The mechanics of tax incentives: VAT and corporate tax

The program’s focus on fiscal incentives recognised that housing construction is a powerful economic multiplier, contributing an estimated 19.4% to Kenya’s GDP as stated above. We focused on two primary instruments:

  • VAT exemption: Currently, affordable housing materials are classified as VAT-exempt under the First Schedule of the VAT Act (Cap. 476). However, the program identified that under an exemption, manufacturers cannot reclaim VAT paid on their own inputs (such as clinker for cement), meaning “embedded” tax costs at 16% of the manufacturer’s cost base remain baked into the final price.
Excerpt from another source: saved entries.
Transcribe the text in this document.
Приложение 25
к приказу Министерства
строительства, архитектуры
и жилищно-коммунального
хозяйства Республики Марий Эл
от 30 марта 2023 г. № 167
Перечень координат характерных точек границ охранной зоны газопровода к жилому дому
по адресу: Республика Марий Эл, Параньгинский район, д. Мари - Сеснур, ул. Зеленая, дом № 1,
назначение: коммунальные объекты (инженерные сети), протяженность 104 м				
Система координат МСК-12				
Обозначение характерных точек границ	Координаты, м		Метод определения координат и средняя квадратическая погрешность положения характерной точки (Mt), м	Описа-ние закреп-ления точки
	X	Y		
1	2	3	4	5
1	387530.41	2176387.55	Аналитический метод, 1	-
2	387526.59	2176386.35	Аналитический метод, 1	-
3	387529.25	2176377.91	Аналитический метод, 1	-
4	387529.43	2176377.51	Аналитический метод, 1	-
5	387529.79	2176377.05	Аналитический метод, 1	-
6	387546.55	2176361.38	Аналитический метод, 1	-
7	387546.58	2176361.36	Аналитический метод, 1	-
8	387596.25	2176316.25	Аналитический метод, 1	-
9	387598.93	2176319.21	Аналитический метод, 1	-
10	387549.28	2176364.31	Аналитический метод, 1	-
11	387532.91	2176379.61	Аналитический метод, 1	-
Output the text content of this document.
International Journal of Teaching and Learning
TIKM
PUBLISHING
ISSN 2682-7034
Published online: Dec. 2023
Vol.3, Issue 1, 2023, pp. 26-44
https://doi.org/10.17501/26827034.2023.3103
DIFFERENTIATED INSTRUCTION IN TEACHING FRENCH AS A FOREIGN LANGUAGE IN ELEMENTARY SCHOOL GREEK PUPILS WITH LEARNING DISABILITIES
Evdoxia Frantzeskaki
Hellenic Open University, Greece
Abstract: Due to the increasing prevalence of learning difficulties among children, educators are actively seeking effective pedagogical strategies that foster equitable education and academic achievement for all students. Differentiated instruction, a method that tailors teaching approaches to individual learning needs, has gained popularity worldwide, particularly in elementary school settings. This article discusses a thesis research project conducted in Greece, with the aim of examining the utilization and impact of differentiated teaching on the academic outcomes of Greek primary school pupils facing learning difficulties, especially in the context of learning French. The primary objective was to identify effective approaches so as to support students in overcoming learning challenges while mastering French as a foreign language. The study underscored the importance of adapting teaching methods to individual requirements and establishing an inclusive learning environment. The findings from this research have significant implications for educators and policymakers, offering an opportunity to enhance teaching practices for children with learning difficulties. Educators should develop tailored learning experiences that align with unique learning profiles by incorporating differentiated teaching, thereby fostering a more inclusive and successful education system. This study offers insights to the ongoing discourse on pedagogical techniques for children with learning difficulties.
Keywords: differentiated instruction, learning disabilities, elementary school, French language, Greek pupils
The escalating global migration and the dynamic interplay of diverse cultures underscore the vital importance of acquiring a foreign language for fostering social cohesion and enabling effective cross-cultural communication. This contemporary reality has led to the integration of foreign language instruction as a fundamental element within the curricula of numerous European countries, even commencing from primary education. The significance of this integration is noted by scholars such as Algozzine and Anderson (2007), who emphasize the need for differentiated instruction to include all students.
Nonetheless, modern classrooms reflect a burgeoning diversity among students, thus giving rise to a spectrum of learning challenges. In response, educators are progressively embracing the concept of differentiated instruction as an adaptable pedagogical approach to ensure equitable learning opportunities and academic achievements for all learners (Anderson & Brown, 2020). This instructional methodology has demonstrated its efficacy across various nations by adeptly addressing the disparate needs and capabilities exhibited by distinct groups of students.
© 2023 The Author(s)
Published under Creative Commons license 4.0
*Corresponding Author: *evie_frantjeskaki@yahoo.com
KPDA strongly recommends a shift from this current exemption to zero-rating to allow the entire supply chain to reclaim input VAT.
  • Corporate tax reduction: To encourage scale, the program highlighted that companies constructing at least 100 units annually qualified for a 15% corporate tax rate—a reduction from the standard 30%. This 15% rate, as outlined in the Third Schedule of the Income Tax Act, is a calibrated instrument used to make constrained economics palatable for private investment.

The application journey: Navigating a complex roadmap

The program operationalised the application process into clear steps:

  • The VAT exemption process: Developers first register as a “Strategic Partner” with the State Department for Housing and Urban Development (SDHUD). They then prepare technical documents (Master List, BoQ, and Approved Drawings) for review by SDHUD, the National Treasury, and KRA to receive the final Exemption Letter.
  • Corporate tax application: This involves submitting a formal application to SDHUD along with a Certificate of Incorporation, Tax Compliance Certificate, and an Occupation Certificate from the County. Upon verification, the Cabinet Secretary issues an incentive certificate for use during annual filings.

Challenges: The “black box” of bureaucracy

Despite these benefits, developers must navigate over 10 different agencies to secure up to 28 separate approvals. A significant challenge is the “black box” of county governments; once an application is submitted, developers often lose all visibility into the review chain. These delays inflate financing costs and threaten project viability. By April 2025, while 12 VAT applications had been submitted, none had yet received formal Treasury approval due to these bureaucratic logjams.

A strategic outcome: The DATS System

A direct outcome of this work was the development of the Development Approvals Tracking & Support (DATS) System. This framework was designed to institutionalise learnings by providing a permanent mechanism for tracking and support. KPDA now calls for the uptake of the DATS system by industry associations to collaboratively monitor approval timelines. This is essential to promote facts-based advocacy and accountability, providing the evidence needed to ensure that excessive delays do not cause vital housing projects to stall.

The bottom line and strategic lessons

The program proved that when developers are empowered and systems are streamlined, momentum follows. To build on this, we conclude with several critical recommendations:

  • Unlocking the backlog: Prioritising leadership engagement to set a strict 30-day turnaround for compliant tax reviews.
  • Digitisation of the workflow: Advocating for a unified one-stop shop to integrate approvals into a single, transparent, and trackable workflow.

The program has laid the groundwork to ensure that the constitutional right to adequate housing can finally become a reality for all Kenyans.